JAKARTA – Wakil Presiden RI ke-10 dan ke-12, Jusuf Kalla (JK), menegaskan bahwa akar konflik di Aceh bukanlah perbedaan terkait syariat, melainkan ketimpangan ekonomi. Hal itu ia sampaikan dalam Rapat Dengar Pendapat Umum (RDPU) bersama Badan Legislasi (Baleg) DPR RI terkait Revisi Undang-Undang Pemerintahan Aceh, Kamis (11/9/2025).
JK menjelaskan, dalam memorandum of understanding (MoU) Helsinki yang menandai berakhirnya konflik bersenjata di Aceh, tidak ada satu pun kata yang menyebut syariat. “Aceh itu masalah ketidakadilan ekonomi. Banyak orang katakan masalah syariat, tidak. Di MoU (Helsinki) kata syariat tidak ada,” ujar JK di ruang rapat Baleg DPR.

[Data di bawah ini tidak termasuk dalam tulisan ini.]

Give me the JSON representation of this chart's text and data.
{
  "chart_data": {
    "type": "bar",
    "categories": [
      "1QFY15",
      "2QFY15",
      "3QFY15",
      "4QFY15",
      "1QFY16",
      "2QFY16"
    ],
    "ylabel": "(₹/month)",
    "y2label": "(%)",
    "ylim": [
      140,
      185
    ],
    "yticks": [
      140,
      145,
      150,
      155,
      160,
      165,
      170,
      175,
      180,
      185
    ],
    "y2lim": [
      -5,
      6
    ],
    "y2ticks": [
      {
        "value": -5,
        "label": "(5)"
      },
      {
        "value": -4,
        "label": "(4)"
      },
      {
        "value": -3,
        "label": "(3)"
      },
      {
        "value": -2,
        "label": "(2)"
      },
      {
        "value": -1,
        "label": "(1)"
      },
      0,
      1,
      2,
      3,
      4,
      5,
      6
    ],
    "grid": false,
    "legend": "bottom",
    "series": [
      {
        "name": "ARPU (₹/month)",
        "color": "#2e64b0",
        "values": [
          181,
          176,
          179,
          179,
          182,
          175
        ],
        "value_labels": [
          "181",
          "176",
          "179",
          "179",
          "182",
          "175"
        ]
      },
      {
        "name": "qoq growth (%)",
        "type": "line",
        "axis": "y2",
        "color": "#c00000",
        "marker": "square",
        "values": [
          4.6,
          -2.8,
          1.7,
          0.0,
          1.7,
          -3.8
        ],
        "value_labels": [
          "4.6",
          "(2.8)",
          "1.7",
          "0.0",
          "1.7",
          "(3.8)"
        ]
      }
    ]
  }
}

Ia mencontohkan, Aceh memiliki sumber daya alam melimpah berupa gas alam dan minyak bumi. Namun, masyarakat Aceh tidak banyak merasakan manfaatnya. Eksploitasi sumber daya tersebut justru lebih banyak melibatkan pekerja dari luar Aceh. “Maka terjadilah suatu pikiran yang berakhir dengan konflik negara,” ucapnya.
Menurut JK, kondisi itu kemudian mendorong lahirnya kesepakatan damai untuk menciptakan keadilan bagi masyarakat Aceh agar kembali tumbuh rasa percaya kepada negara.
Sebagai tokoh penting yang turut memediasi konflik antara Gerakan Aceh Merdeka (GAM) dengan pemerintah Indonesia, JK menilai revisi UU Nomor 11 Tahun 2006 tentang Pemerintahan Aceh perlu memperhatikan aspek keadilan dalam pengelolaan sumber daya alam.
Ketua Baleg DPR RI, Bob Hasan, mengatakan revisi UU tersebut meliputi kewenangan pemerintahan Aceh, pengelolaan sumber daya alam, partai politik lokal, penggunaan dana otonomi khusus (Otsus), hingga penyesuaian kelembagaan dan qanun. “Kami mengharapkan masukan dari H. Muhammad Jusuf Kalla terhadap substansi revisi ini,” ujarnya.